Le opere dei siciliani Alessandro Bazan, Fulvio Di Piazza, Francesco Lauretta e Andrea Di Marco prendono il posto delle opere di Danilo Bucchi, Alessandro Cannistrà, Pietro Ruffo e Maurizio Savini al Convitto delle Arti Noto Museum. L’esperienza romana, in mostra nelle sale del nuovo polo museale di Noto dal 17 giugno lascia le quattro sale espositive all’esperienza siciliana per completare il progetto ET ET (…sia l’una che l’altra), la mostra curata da Giuseppe Stagnitta che mette insieme linguaggi diversi, ma non in contraddizione.
La dialettica – commenta li curatore Giuseppe Stagnitta – è uno dei principali metodi argomentativi della filosofia e consiste nell’interazione tra due tesi o princìpi contrapposti, che classifica secondo logica ogni realtà descrivendola non solo in sé stessa, ma anche in rapporto al suo contrario. Il principio di non contraddizione dichiara che in un sistema di logica sia vera una affermazione e anche la sua negazione. Bianco e nero non scaturiscono da una superiore e comune Idea di Colore, ma scaturirebbero l’uno dall’altro, per dare luogo soltanto alla fine, attraverso la loro contrapposizione, all’Idea che li comprende: tesi e antitesi possono logicamente convivere in un et et («sia l’una che l’altra»)”.

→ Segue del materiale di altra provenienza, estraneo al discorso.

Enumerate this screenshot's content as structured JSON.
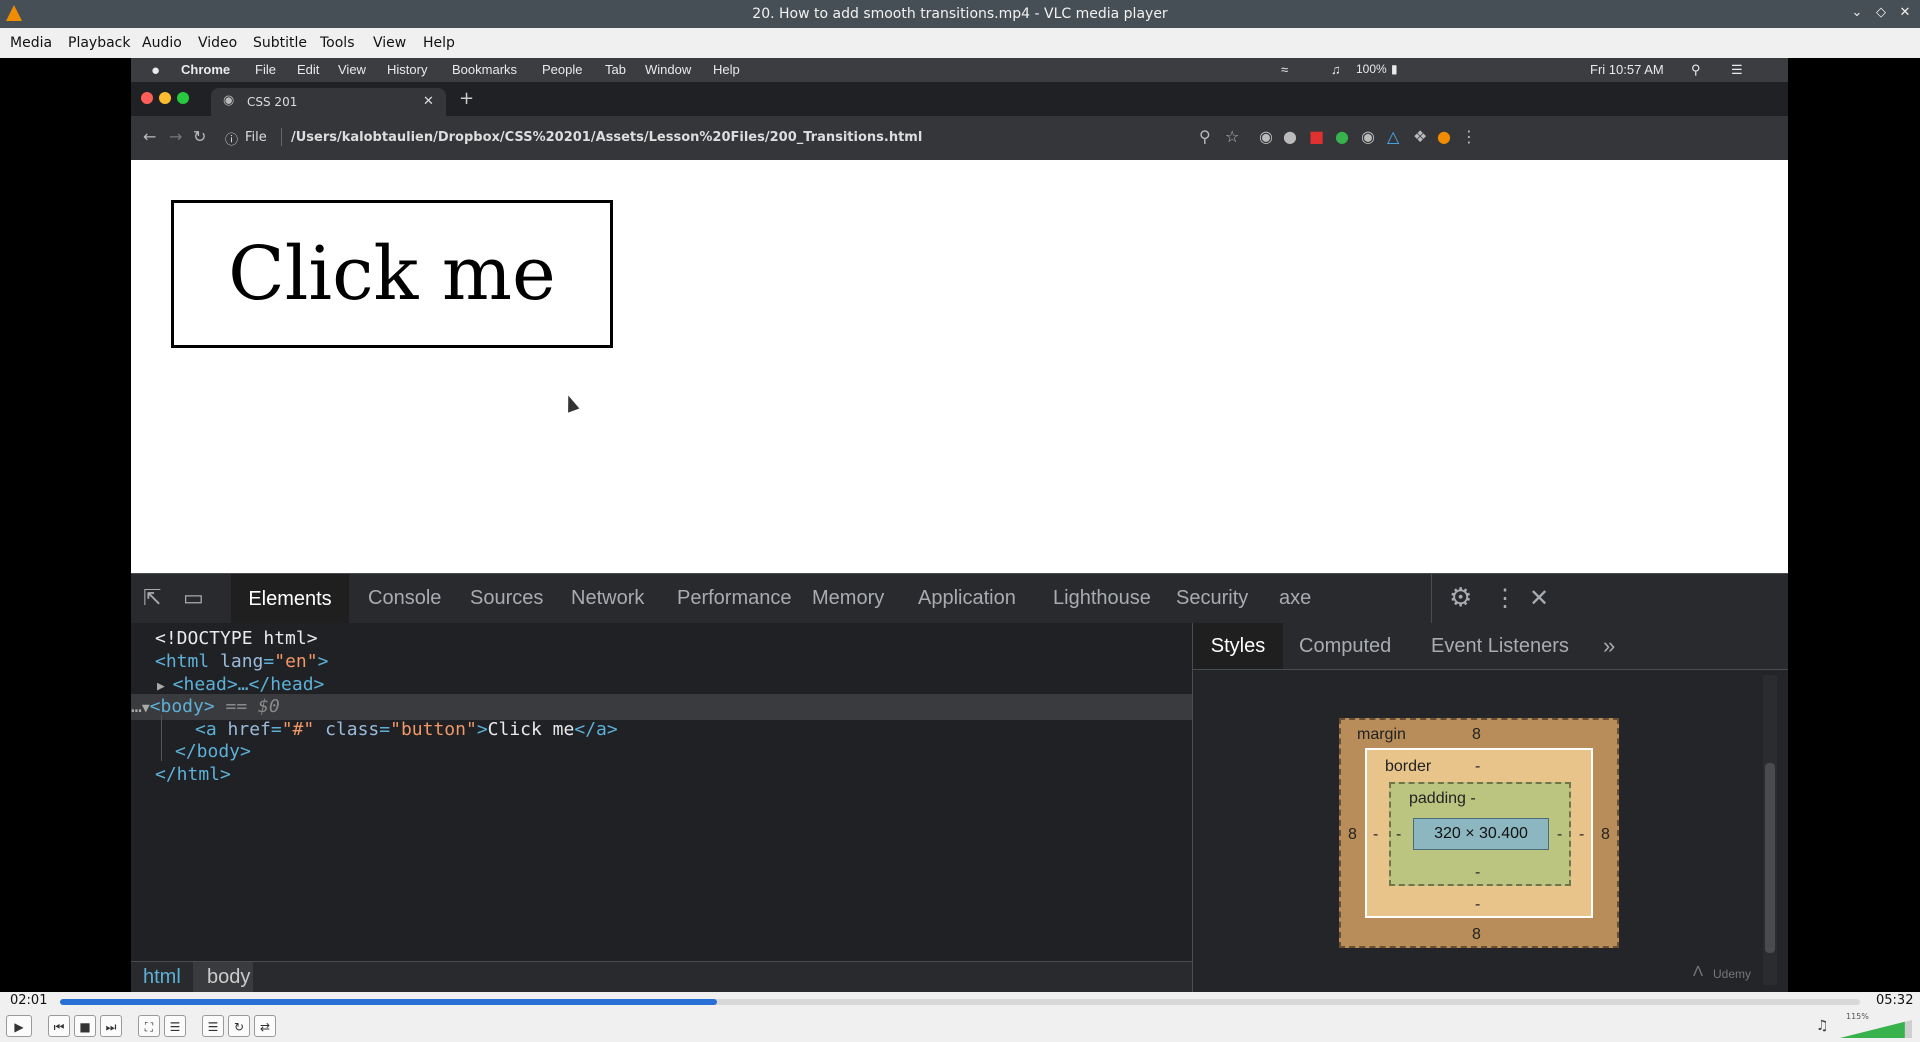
{
  "vlc": {
    "window_title": "20. How to add smooth transitions.mp4 - VLC media player",
    "menu": [
      "Media",
      "Playback",
      "Audio",
      "Video",
      "Subtitle",
      "Tools",
      "View",
      "Help"
    ],
    "time_elapsed": "02:01",
    "time_total": "05:32",
    "progress_fraction": 0.365,
    "volume_label": "115%",
    "volume_fraction": 0.9,
    "colors": {
      "progress": "#2a6fd6",
      "volume": "#37b24d"
    }
  },
  "mac_menu": {
    "items": [
      "Chrome",
      "File",
      "Edit",
      "View",
      "History",
      "Bookmarks",
      "People",
      "Tab",
      "Window",
      "Help"
    ],
    "battery": "100%",
    "clock": "Fri 10:57 AM"
  },
  "chrome": {
    "tab_title": "CSS 201",
    "url_scheme": "File",
    "url": "/Users/kalobtaulien/Dropbox/CSS%20201/Assets/Lesson%20Files/200_Transitions.html"
  },
  "page": {
    "button_text": "Click me"
  },
  "devtools": {
    "tabs": [
      "Elements",
      "Console",
      "Sources",
      "Network",
      "Performance",
      "Memory",
      "Application",
      "Lighthouse",
      "Security",
      "axe"
    ],
    "active_tab": "Elements",
    "dom": {
      "doctype": "<!DOCTYPE html>",
      "html_open_tag": "<html ",
      "html_attr": "lang",
      "html_attr_val": "\"en\"",
      "html_close_bracket": ">",
      "head": "<head>…</head>",
      "body_open": "<body>",
      "selected_marker": "== $0",
      "a_open": "<a ",
      "a_attr1": "href",
      "a_val1": "\"#\"",
      "a_attr2": "class",
      "a_val2": "\"button\"",
      "a_close_bracket": ">",
      "a_text": "Click me",
      "a_close": "</a>",
      "body_close": "</body>",
      "html_close": "</html>"
    },
    "breadcrumbs": [
      "html",
      "body"
    ],
    "styles_tabs": [
      "Styles",
      "Computed",
      "Event Listeners"
    ],
    "box_model": {
      "margin_label": "margin",
      "margin_top": "8",
      "margin_bottom": "8",
      "margin_left": "8",
      "margin_right": "8",
      "border_label": "border",
      "border_dash": "-",
      "padding_label": "padding -",
      "dash": "-",
      "content_size": "320 × 30.400"
    },
    "watermark": "Udemy"
  }
}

La programmazione del Convitto delle Arti – Noto Museum è curata da Giuseppe Stagnitta con il patrocinio del Comune di Noto ed è prodotta da Fenice Company Ideas. Oltre alla mostra “Et ET (…sia l’una che l’altra) sono presenti nel cortile 2 statue di Domenico Pellegrino che rimarranno esposte fino a chiusura del Museo il 30 settembre. Nel mese di settembre inaugurerà la mostra personale di Agostino Arrivabene nella Sala Volte per concludersi il primo di ottobre. Contemporaneamente nella Sala (B) del piano superiore del Museo si svilupperà una programmazione parallela, nel mese di agosto inaugurerà la mostra collettiva dal titolo The World from a different prospective: Polish Contemporay Paintings esporranno gli artisti: Edyta Sobieraj, Zbigniew Sprycha, Tamara Berdowska, Leszek Oprządek e Bartłomiej Radosz. Nel mese di settembre le due mostre di Sergio Fiorentino e Marco Tamburro.

Alessandro Bazan
Il lavoro di Alessandro Bazan ci appare come un grande schermo di scene brulicanti, una personale miscela di scene quotidiane, dove varie identità di abitanti lasciano la propria impronta compiendo azioni diverse: persone sulla spiaggia, all’interno di un’abitazione, musicisti di jazz, uomini, donne e bambini che si raccontano all’interno di un contesto narrativo preciso.
Si tratta di luoghi di vita rarefatta e astratta, ma sono il gioco di colori particolarmente scenografico e la luminosità che determinano la condizione di visibilità stessa.

Fulvio Di Piazza
L’immaginario onirico di Fulvio Di Piazza è uno dei tratti distintivi dell’autore palermitano e ne contraddistingue la produzione da oltre vent’anni. Elementi naturali che, in una prima fase, erano riprodotti lussureggianti e carichi di vita, seppur già “abitati” da creature a metà tra il reale e l’onirico, vengono sostituiti negli anni da visioni via via più apocalittiche. Le tele si riempiono di fumi, lave, incendi o nubi che sono di volta in volta trasfigurati in forme di pesce o antropomorfizzate con esiti unici e dal sicuro impatto visivo.

Andrea Di Marco
Nonostante la sua prematura scomparsa, le opere di Andrea Di Marco hanno avuto immediato apprezzamento per la sua pittura dedicata a scorci della città e a dettagli di ambientazione urbana. L’inconfondibile luce calda della Sicilia anima e vivifica tutte le cose che popolano e compongono la città stessa, nei suoi momenti più semplici e quotidiani: il traffico, le insegne, dei macchinari per operazioni portuali. L’uomo non è quasi mai raffigurato nei lavori di Di Marco ma la sua presenza è ovunque nei segni che l’artista, sensibilmente, ha intercettato.

Francesco Lauretta
Artista poliedrico, spazia dalla pittura alle installazioni, utilizzando spesso materiali eterogenei e di recupero e seguendo di volta in volta il filo rosso di un progetto che quasi mai si esaurisce entro lo spazio della tela. Le opere hanno spesso l’uomo come soggetto che viene però trattato sempre come gruppo o come esemplare di una determinata tipologia e quasi mai come individuo specifico. L’attenzione dell’artista si è spesso rivolta ai simboli delle celebrazioni religiose, utilizzati come strumenti di indagine sociologica.